There are historian-biographers, literary biographers (which is to say, biographers of literary figures who address the author’s works as well as the life), celebrity biographers, and biographical memoirists whose personal memoirs include the narrative history of a parent, partner, or other central personage. (A classic hypothetical example is Bennett Cerf’s quip about a book that would be an automatic best seller, “Lincoln’s Doctor’s Dog.”)
Authorized biographies give the writer access to privileged materials but often also assume that the result will be laudatory. Music stars, actors, artists, humanitarians, sports heroes, and other public figures tend to be the subject of authorized biographies, with Pat Robertson, Cecil Beaton, Pope John Paul II, Konrad Adenauer, and Helen, the queen mother of Rumania, also among those whose representatives gave permission to their biographers, in some cases selecting them as fit repositories of information and potential praise.
A celebrity biographer like Donald Spoto researches and writes about the lives of film stars, movie directors, playwrights, saints, and glamorous people in the public eye: Audrey Hepburn, Jacqueline Kennedy Onassis, Princess Diana, Ingrid Bergman, Elizabeth Taylor, Marilyn Monroe, Laurence Olivier, Marlene Dietrich, Preston Sturges, Lotte Lenya, Tennessee Williams, Alan Bates, Alfred Hitchcock, Stanley Kramer, St.

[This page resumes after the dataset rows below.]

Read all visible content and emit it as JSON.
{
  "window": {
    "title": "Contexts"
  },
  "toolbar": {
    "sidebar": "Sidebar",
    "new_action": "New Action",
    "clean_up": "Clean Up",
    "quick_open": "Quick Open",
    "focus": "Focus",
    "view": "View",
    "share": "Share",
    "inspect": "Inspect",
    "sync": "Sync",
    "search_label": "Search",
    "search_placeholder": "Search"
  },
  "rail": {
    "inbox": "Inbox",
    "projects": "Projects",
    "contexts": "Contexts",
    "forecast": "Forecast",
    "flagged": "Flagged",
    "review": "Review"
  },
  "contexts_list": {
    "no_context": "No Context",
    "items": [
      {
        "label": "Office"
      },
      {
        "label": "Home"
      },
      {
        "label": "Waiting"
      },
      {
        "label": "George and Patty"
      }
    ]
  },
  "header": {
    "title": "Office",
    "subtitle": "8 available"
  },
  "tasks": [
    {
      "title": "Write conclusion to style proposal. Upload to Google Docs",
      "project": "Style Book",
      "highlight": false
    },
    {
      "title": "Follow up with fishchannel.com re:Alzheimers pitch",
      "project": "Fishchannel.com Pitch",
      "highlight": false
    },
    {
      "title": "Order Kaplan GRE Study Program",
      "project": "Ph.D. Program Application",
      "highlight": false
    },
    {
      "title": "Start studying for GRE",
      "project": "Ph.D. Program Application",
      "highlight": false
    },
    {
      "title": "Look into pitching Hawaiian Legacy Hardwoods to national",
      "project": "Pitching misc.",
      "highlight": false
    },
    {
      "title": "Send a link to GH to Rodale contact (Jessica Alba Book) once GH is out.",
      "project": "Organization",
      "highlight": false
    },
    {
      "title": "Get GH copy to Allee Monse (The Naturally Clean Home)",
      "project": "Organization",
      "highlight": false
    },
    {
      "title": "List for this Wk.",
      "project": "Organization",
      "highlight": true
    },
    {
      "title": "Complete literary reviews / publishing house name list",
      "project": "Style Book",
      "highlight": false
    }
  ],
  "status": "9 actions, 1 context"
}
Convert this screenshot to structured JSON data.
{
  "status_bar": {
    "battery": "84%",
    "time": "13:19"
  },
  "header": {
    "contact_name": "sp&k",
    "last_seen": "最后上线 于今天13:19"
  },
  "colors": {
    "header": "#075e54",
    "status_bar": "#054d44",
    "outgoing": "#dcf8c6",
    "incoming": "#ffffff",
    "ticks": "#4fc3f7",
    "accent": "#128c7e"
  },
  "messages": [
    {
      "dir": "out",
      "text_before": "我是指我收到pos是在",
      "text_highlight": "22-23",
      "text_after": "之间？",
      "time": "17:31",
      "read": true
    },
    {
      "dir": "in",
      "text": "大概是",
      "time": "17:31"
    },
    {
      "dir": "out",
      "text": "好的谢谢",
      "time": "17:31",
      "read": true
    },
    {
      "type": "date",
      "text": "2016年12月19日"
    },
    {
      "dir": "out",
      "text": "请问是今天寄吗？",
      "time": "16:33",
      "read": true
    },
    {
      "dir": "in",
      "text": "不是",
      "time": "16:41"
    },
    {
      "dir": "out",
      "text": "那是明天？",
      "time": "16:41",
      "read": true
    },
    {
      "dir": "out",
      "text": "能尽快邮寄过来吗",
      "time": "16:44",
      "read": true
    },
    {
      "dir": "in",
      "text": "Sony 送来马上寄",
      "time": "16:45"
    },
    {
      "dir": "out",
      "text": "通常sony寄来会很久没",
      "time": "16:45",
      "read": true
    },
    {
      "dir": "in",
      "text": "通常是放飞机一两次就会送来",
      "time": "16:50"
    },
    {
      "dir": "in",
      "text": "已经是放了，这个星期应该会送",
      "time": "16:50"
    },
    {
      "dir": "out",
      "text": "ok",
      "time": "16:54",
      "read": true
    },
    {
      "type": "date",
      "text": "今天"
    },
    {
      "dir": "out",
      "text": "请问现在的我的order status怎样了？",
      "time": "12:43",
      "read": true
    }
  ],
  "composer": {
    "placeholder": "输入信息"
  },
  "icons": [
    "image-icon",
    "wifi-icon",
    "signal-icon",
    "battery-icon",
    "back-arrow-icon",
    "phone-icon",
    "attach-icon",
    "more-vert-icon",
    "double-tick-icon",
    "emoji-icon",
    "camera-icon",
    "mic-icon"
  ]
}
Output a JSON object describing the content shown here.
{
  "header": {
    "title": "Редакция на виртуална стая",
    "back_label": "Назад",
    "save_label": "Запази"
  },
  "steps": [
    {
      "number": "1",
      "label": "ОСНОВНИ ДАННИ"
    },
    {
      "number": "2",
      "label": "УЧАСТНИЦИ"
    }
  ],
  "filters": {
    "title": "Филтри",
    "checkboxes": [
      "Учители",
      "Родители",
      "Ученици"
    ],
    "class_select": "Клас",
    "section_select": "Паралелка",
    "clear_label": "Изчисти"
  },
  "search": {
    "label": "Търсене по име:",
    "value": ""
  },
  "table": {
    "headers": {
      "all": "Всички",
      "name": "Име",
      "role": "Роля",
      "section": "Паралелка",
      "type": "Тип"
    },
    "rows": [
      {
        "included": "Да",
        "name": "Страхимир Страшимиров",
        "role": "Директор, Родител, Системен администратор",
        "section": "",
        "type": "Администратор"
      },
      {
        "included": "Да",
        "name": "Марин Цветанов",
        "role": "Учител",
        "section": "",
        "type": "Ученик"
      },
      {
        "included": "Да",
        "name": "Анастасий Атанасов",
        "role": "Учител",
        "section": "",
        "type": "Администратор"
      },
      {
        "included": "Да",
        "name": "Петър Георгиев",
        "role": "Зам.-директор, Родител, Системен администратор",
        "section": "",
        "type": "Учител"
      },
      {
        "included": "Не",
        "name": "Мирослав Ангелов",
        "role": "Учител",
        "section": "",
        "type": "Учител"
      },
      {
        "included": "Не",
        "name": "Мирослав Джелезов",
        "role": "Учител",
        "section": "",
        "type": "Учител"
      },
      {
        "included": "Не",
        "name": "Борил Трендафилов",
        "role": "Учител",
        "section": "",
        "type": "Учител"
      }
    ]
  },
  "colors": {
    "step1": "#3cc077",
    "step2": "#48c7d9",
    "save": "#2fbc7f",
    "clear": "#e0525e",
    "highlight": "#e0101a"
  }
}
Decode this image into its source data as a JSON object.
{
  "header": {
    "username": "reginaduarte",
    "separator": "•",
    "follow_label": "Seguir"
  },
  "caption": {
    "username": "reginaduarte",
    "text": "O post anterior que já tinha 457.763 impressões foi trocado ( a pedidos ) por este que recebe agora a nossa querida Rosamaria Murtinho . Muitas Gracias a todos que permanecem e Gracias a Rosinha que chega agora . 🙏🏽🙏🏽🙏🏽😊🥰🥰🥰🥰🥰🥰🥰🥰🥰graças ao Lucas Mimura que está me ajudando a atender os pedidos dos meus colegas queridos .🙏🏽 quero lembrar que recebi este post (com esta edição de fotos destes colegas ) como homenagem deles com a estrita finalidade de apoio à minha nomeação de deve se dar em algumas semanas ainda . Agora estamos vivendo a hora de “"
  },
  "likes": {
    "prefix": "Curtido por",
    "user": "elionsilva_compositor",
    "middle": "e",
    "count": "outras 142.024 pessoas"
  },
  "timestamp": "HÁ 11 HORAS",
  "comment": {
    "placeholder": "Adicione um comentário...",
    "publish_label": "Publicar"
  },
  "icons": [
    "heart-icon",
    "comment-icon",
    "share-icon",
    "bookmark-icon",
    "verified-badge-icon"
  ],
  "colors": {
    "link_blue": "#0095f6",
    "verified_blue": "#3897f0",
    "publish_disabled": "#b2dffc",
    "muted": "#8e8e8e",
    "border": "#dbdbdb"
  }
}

Joan of Arc, St. Francis of Assisi. Others working in this genre include J. Randy Taraborrelli, chronicler of the lives of Madonna, Michael Jackson, Cher, Diana Ross, Janet Jackson, Jackie, Ethel, Joan: Women of Camelot—and Kitty Kelley, author of Jackie Oh!, and books on Nancy Reagan, the Bush dynasty, and Frank Sinatra. The subtitles of Kelley’s books on Sinatra and Mrs. Reagan frankly call them “unauthorized” biographies, a term that, while once presumably opprobrious, is now a guarantee of high-level gossip.
A literary biography, as we’ve noted, is the account of the life and work of a writer. This term seems as if it contains a misplaced modifier, since while the subject may be a poet, novelist, or playwright, this does not guarantee that the resulting book will be literary. The contrary is quite often the case, despite the idealized early examples of Samuel Johnson’s Lives of the Poets and of the defining work in the genre, Boswell’s Life of Johnson.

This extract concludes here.